J'atteignis enfin les cimes après plusieurs heures de marche et des larmes de rage souillant mon visage défiguré. C'était une véritable féerie, une pureté incomparable, une source de sérénité qui apaisait le cœur. Les vents jouaient dans mes cheveux et l'emplirent de parfum naturel. Devant tant de beauté j'ai pu comprendre mes réactions. Il me fallait grandir et accepter l'imperfection des hommes. Il y en a de ceux qui se complaignent dans cet état de folie et ceux qui recherchent cette sagesse qui rendait moins lourd les chaînes du péché. On n'y pouvait rien.
Pourrais-je en vouloir à Maman d'avoir aimé cet homme qui n'était pas mon père ?
Et même si elle n'a jamais pu porter une telle tendresse à l'auteur de ma vie, était-ce sa faute. Si l'on pouvait exiger du cœur les désirs de la raison alors c'aurait été simple et supportable, mais probablement plus une vie. Je voulais croire qu'elle a tenté elle aussi d'aimer ainsi père, mais que jamais elle n'a pu y arriver sans doute.
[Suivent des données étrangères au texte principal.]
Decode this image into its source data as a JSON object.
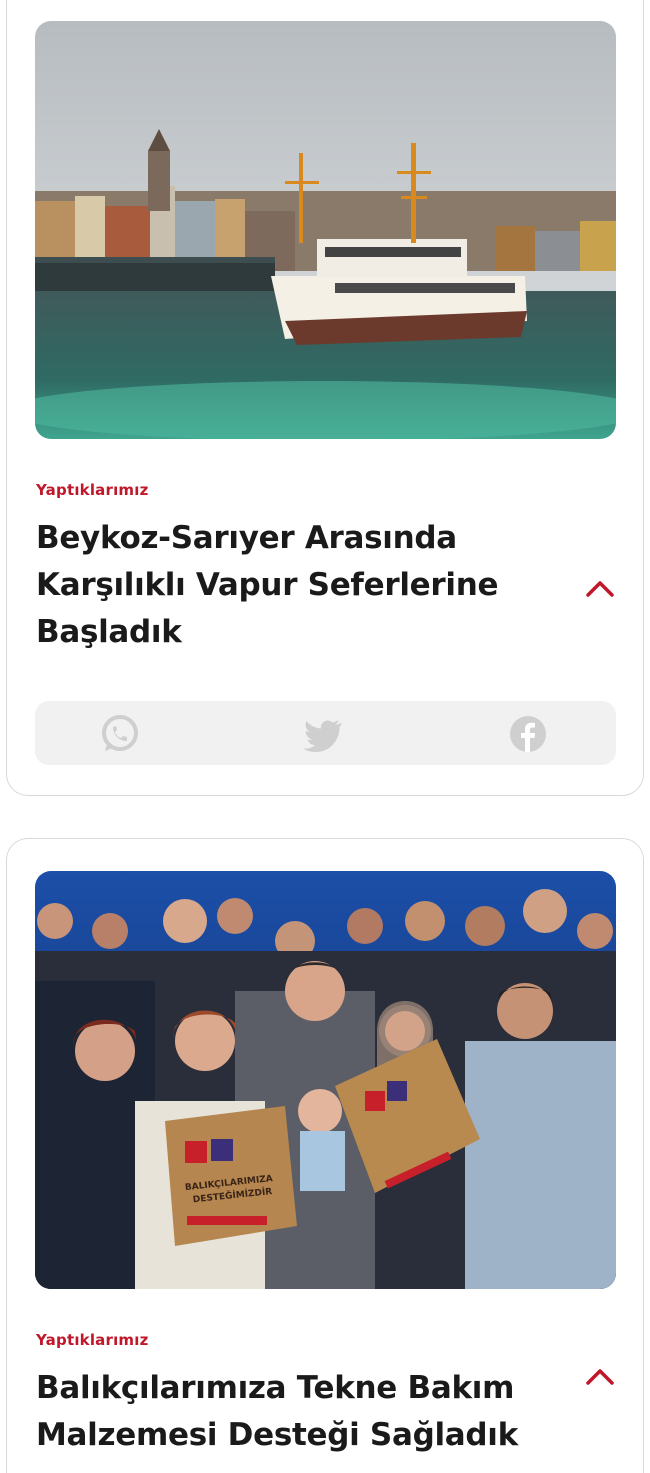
{
  "cards": [
    {
      "category": "Yaptıklarımız",
      "title": "Beykoz-Sarıyer Arasında Karşılıklı Vapur Seferlerine Başladık",
      "image": "ferry-bosphorus-photo",
      "share": [
        "whatsapp-icon",
        "twitter-icon",
        "facebook-icon"
      ]
    },
    {
      "category": "Yaptıklarımız",
      "title": "Balıkçılarımıza Tekne Bakım Malzemesi Desteği Sağladık",
      "image": "group-photo-with-boxes",
      "box_label_line1": "BALIKÇILARIMIZA",
      "box_label_line2": "DESTEĞİMİZDİR"
    }
  ],
  "colors": {
    "accent": "#c0172a",
    "title": "#1a1a1a",
    "share_bar_bg": "#f1f1f1",
    "share_icon": "#cfcfcf"
  }
}
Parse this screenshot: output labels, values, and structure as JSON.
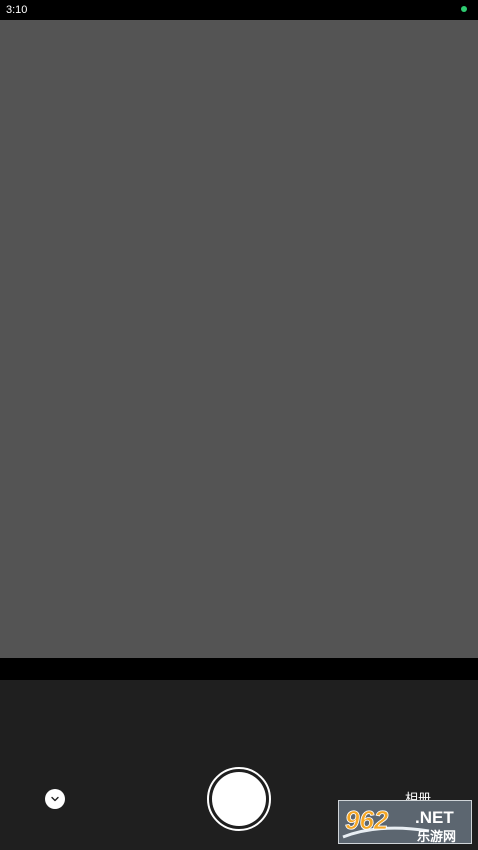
{
  "status_bar": {
    "time": "3:10",
    "indicator_color": "#2ecc71"
  },
  "viewfinder": {
    "color": "#545454"
  },
  "controls": {
    "collapse_icon": "chevron-down-icon",
    "shutter_icon": "shutter-icon",
    "album_label": "相册"
  },
  "watermark": {
    "brand_number": "962",
    "brand_suffix": ".NET",
    "brand_cn": "乐游网"
  }
}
Et si père lui-même ne lui en a pas voulu, alors c'était sûr que je ne possédais aucun droit de le faire. Et puis qui étais-je pour porter tant de jugements sur une chose qui dépassa ma compréhension ? Personne.
Je regardai tout autour de moi. La forêt respirait la vie, les chants emplissaient l'air, que ce fûrent des oiseaux ou les flûtes des vents. Les feuilles bercées, créaient des sons incomparables, les herbes hautes s'élevant jusqu'à mes genoux, et déjà l'horizon insaisissable était teinte de la nuit, prête à recouvrir la terre. Tout cela incita ma tendresse. Mais j'étais sale, la sueur de mon corps me dégoûtait, je continuai malgré tout mon chemin pour chercher de l'eau, les montagnes devaient en regorger. Je partis à travers monts et merveilles, mais mes recherches restèrent vaines. À quelle heure de la nuit un homme croisa-t-il enfin mon chemin, un paysan sans aucun doute.